Lance sfiorò con le dita le rune alle sbarre. Gli erano sconosciute, tuttavia appena provava ad utilizzare il suo potere, brillavano violacee e lo rendevano debole.
«Joseph» ansimò Rhys, notandolo in quel momento. «Il mio dolce nipote Joe.»
Joe fece un passo avanti e Lance gli bloccò la strada. L'uomo studiò da cima a fondo ciò che il veleno aveva fatto a suo nipote, secondo il suo giudizio lo aveva reso forte, furioso e indomabile, una serie di cosa che a lui calzavano strette.
«Eri poco più di un bambino quando ti ho visto per l'ultima volta. Il mio fratellino Arthur ha sempre avuto un debole per le creaturine innocenti, per questo è il disonore dei McKingsley» sputò acido. «Guardati. Sei splendido. Avresti potuto diventare un Cacciatore eccellente. Tuo nonno sapeva che ne avevi le doti. Eri il suo preferito.
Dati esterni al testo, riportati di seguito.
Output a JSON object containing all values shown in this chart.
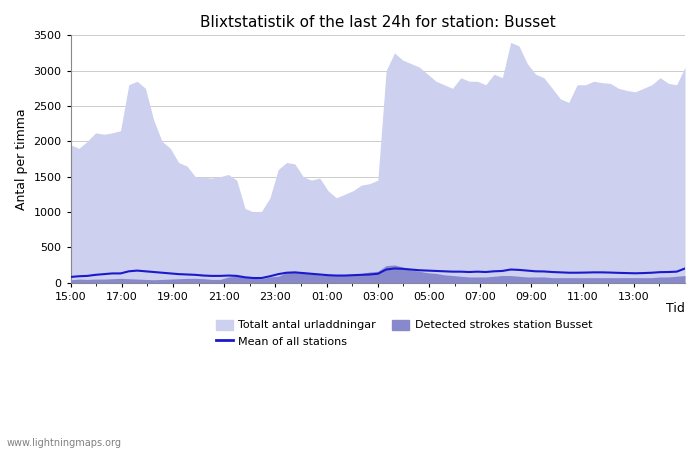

Al contrario anche tu hai preferito dilettarti con stupidi giochi. Ti vedevo in televisione, a proposito. Il tuo flow era sublime, avevi i riflessi da battaglia già da umano. Ti sei mai domandato da dove venisse il tuo talento? No, ovviamente no. Eri arrogante e viziato.»
«Wow» esclamò Joe. «Tu e mio padre siete macchinette che ripetono le stesse frasi. Vi somigliate un sacco.»
Rhys strinse i pugni. Disprezzare era un termine grosso per esprimere il disgusto che provava per il fratellino Arthur. L'intera famiglia pensava fosse un debole e uno sciocco per aver abbandonato quell'eredità durata secoli. Joseph era l'unico modo che avrebbe avuto per sdebitarsi dei suoi errori, dare suo figlio a Peter per crescerlo e addestrarlo in modo tale da creare la nuova generazione di Cacciatori. Al contrario l'abbandono della ex moglie lo aveva fatto cadere in depressione e si era chiuso in se stesso.
«Avresti potuto essere un Cacciatore eccezionale. Avresti avuto tutto. Ricchezza, popolarità, donne...» aggiunse. Il Vampiro non cambiò espressione. «So che ti sei sistemato. Be', con un cane.»
«Vieni a dirmelo in faccia, Rhys» propose malizioso, mostrandogli i denti.
Rhys sogghignò divertito. «Che bella espressione che hai, nipote. Mi ricordi me alla tua età. Il sangue resta tale anche sotto il veleno di Vampiro. Sono tuo zio. Fai parte della famiglia. So che hai un figlio. Dov'è?» tagliò corto.